Kapitalizm tüm uygarlıkların yapamadığı şeyi yaptı. Kendini insan zihninde kültürel ve manevi olarak inşa etti. İnsan ütopyasızlık, aşksızlık, maneviyatsızlık ve özgürsüzlük kapanında kendini en özgür insan sanarak sistemin parçası oldu. Sistem insanda insan sistemde tezahür ediyor. Bu nedenle tecavüz bu denli yaygınlaşıyor. Pervari’de 4 yaşındaki bir çocuğa 15 yaşındaki bir çocuk tecavüz ediyor. Manisa’da 60 yaşında bir adam bir buçuk yaşındaki bir çocuğa tecavüz ediyor. Başka hiçbir çağda böylesi düşmüşlük yaşanmadı. Kapitalist çağ Enlil ve Zeus’ların çağı oldu. Sistem kendini devam ettirmek için daha fazla Zeus daha fazla Enlil diyor.

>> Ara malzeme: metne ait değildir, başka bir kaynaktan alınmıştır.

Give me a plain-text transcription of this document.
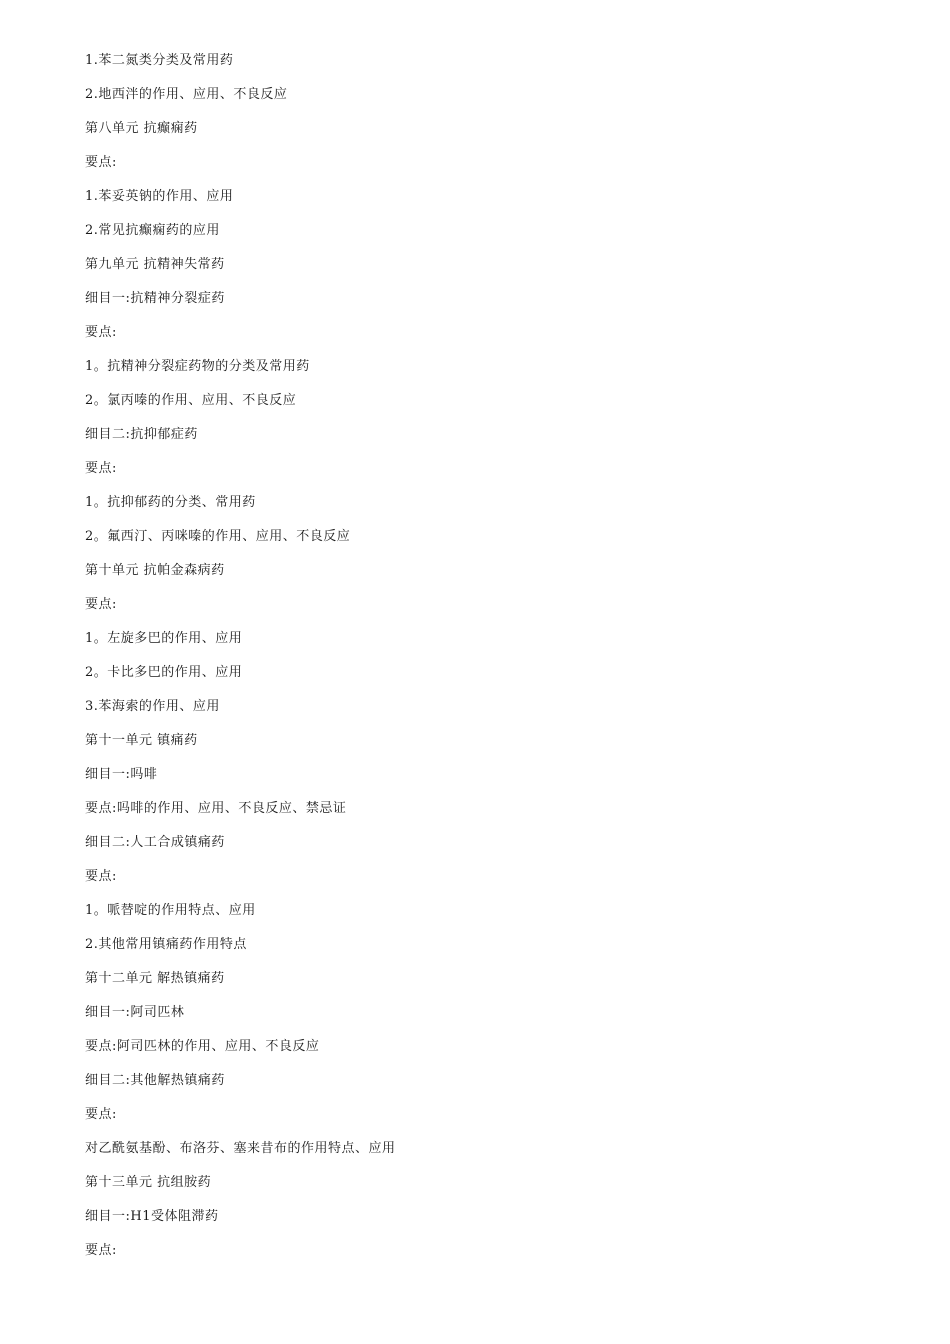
1.苯二氮类分类及常用药
2.地西泮的作用、应用、不良反应
第八单元 抗癫痫药
要点:
1.苯妥英钠的作用、应用
2.常见抗癫痫药的应用
第九单元 抗精神失常药
细目一:抗精神分裂症药
要点:
1。抗精神分裂症药物的分类及常用药
2。氯丙嗪的作用、应用、不良反应
细目二:抗抑郁症药
要点:
1。抗抑郁药的分类、常用药
2。氟西汀、丙咪嗪的作用、应用、不良反应
第十单元 抗帕金森病药
要点:
1。左旋多巴的作用、应用
2。卡比多巴的作用、应用
3.苯海索的作用、应用
第十一单元 镇痛药
细目一:吗啡
要点:吗啡的作用、应用、不良反应、禁忌证
细目二:人工合成镇痛药
要点:
1。哌替啶的作用特点、应用
2.其他常用镇痛药作用特点
第十二单元 解热镇痛药
细目一:阿司匹林
要点:阿司匹林的作用、应用、不良反应
细目二:其他解热镇痛药
要点:
对乙酰氨基酚、布洛芬、塞来昔布的作用特点、应用
第十三单元 抗组胺药
细目一:H1受体阻滞药
要点:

Tecavüzü tüm bu nedenlerden dolayı uygarlık açısından münferit değil ontolojik, olaysal değil kültürel yanları ile ele almak zorundayız. Tecavüz nesneleştirip, köleleştirmekse antisi özgürleşmektir. Özgürleşmek, kadın bedeni ve insan toplumu üzerindeki; tecavüz tehdit ve kültürü ile mücadeleyi zorunlu kılıyor. Uygarlığın ve zirvesi kapitalizmin özü ise buna dayanıyor. Gerçek anlamda bir mücadele için tıpkı tecavüz tehdidinin büyüklüğüne denk bir cesaretle ve radikallikle mücadele gerekiyor. Bu kültüre karşı mücadele ile sadece kadınlar olarak bedenlerimizi değil bu kültürün uygulandığı her şeyi savunmak zorundayız. Uygarlık sistemi dışına çıkarak sistem dışında bir hayat yaratmak zorundayız. Çünkü tecavüzün bir tarihi var. Biz de kendi tarihimizi yazarak bu tarihe karşı koya biliriz.